Charles Munger Jr. explains his legislative transparency initiative
California voters overwhelmingly approved Proposition 54 last month, commanding the Legislature to be less sneaky by requiring 72 hours of public exposure for measures before their final votes.
Those in and around the Capitol wondered whether Democratic legislative leaders would fully comply or try an end run. The issue erupted within minutes of the 2017-18 legislative session’s opening on Dec. 5.
Without prior notice, Assembly leaders unveiled new operational rules for the session and Republicans objected that springing them suddenly violated the spirit of Proposition 54, although technically, rules changes are exempt from its provisions.

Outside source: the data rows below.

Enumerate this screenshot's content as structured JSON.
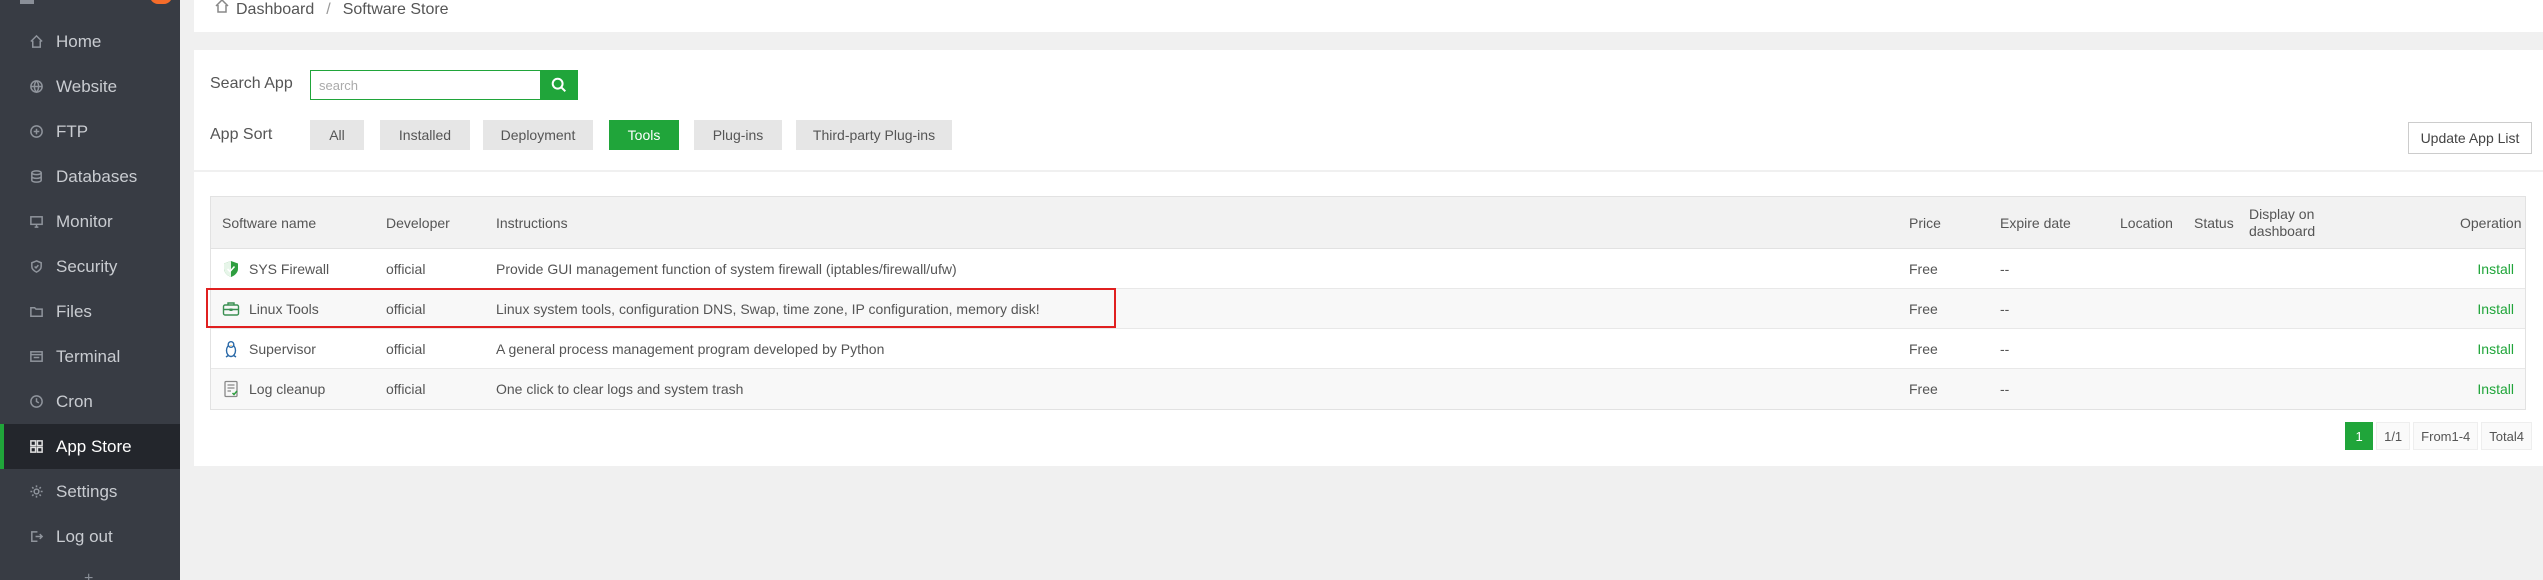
{
  "sidebar": {
    "items": [
      {
        "label": "Home",
        "icon": "home-icon"
      },
      {
        "label": "Website",
        "icon": "globe-icon"
      },
      {
        "label": "FTP",
        "icon": "ftp-icon"
      },
      {
        "label": "Databases",
        "icon": "database-icon"
      },
      {
        "label": "Monitor",
        "icon": "monitor-icon"
      },
      {
        "label": "Security",
        "icon": "shield-icon"
      },
      {
        "label": "Files",
        "icon": "folder-icon"
      },
      {
        "label": "Terminal",
        "icon": "terminal-icon"
      },
      {
        "label": "Cron",
        "icon": "clock-icon"
      },
      {
        "label": "App Store",
        "icon": "apps-icon"
      },
      {
        "label": "Settings",
        "icon": "gear-icon"
      },
      {
        "label": "Log out",
        "icon": "logout-icon"
      }
    ],
    "active": "App Store"
  },
  "breadcrumb": {
    "home": "Dashboard",
    "separator": "/",
    "current": "Software Store"
  },
  "search": {
    "label": "Search App",
    "placeholder": "search"
  },
  "sort": {
    "label": "App Sort",
    "options": [
      "All",
      "Installed",
      "Deployment",
      "Tools",
      "Plug-ins",
      "Third-party Plug-ins"
    ],
    "selected": "Tools"
  },
  "update_button": "Update App List",
  "table": {
    "headers": {
      "name": "Software name",
      "developer": "Developer",
      "instructions": "Instructions",
      "price": "Price",
      "expire": "Expire date",
      "location": "Location",
      "status": "Status",
      "display": "Display on dashboard",
      "operation": "Operation"
    },
    "rows": [
      {
        "icon": "firewall-icon",
        "name": "SYS Firewall",
        "developer": "official",
        "instructions": "Provide GUI management function of system firewall (iptables/firewall/ufw)",
        "price": "Free",
        "expire": "--",
        "operation": "Install"
      },
      {
        "icon": "toolbox-icon",
        "name": "Linux Tools",
        "developer": "official",
        "instructions": "Linux system tools, configuration DNS, Swap, time zone, IP configuration, memory disk!",
        "price": "Free",
        "expire": "--",
        "operation": "Install"
      },
      {
        "icon": "penguin-icon",
        "name": "Supervisor",
        "developer": "official",
        "instructions": "A general process management program developed by Python",
        "price": "Free",
        "expire": "--",
        "operation": "Install"
      },
      {
        "icon": "log-cleanup-icon",
        "name": "Log cleanup",
        "developer": "official",
        "instructions": "One click to clear logs and system trash",
        "price": "Free",
        "expire": "--",
        "operation": "Install"
      }
    ]
  },
  "pagination": {
    "current": "1",
    "pages": "1/1",
    "range": "From1-4",
    "total": "Total4"
  },
  "colors": {
    "accent": "#20a53a",
    "sidebar_bg": "#383c44",
    "highlight": "#e02020"
  }
}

More pertinently, the rules themselves, adopted on a party-line 55-25 vote, contain one potentially large loophole, to wit:
A bill is introduced in one house and in some form – often very rough form – is passed to the other house, where amendments are usually added before passage. If amended, the bill is returned to the “house of origin” for a third vote that sends it to the governor for signature or veto.
According to Assembly Chief Clerk E. Dotson Wilson, the new Assembly rules require a 72-hour hold when the final bill is passed in the second house, and again when it returns to the original house for approval of amendments.
The rules’ potential loophole is that they don’t require a 72-hour wait before a bill’s first floor vote in its first house by defining a bill’s “final form” – the words of Proposition 54 – as the version presented for a floor vote in the second house.
Assembly leaders say applying the 72-hour requirement to initial first house votes is not necessary since at that point a bill is not in final form and could be amended in the second house.
However, not all bills are amended. So under the procedural rules, it would be possible for leaders to write a bill in secret, zip it through the first house without 72 hours of exposure and then have it sent to the governor by the second house without being returned to the house of origin for a third vote.
Not to seem jaded, but history has proved that Capitol politicians will use any convenient device to operate stealthily.
Once, phony “conference committees” were used to write bills secretly and then pass them quickly, before the public knew what was being done. More recently, “gut and amend” has been used to sprout “mushroom bills” in the dark, most cynically “budget trailer bills” that have little or nothing to do with the budget.
Proposition 54’s 72-hour rule was aimed at blocking the latter tactic, and its chief sponsor, Stanford University physicist Charles Munger Jr., has hinted that he’ll sue if legislators enact laws without 72-hour notice in both houses.
It’s uncertain how courts would interpret Proposition 54, but one wonders whether legislators – and interest groups that sponsor bills – really want to risk having them invalidated.
They – and the public – would be better served were the Legislature to acknowledge that voters are tired of parliamentary tricks and provide 72-hour notice for all floor votes, even if it’s inconvenient.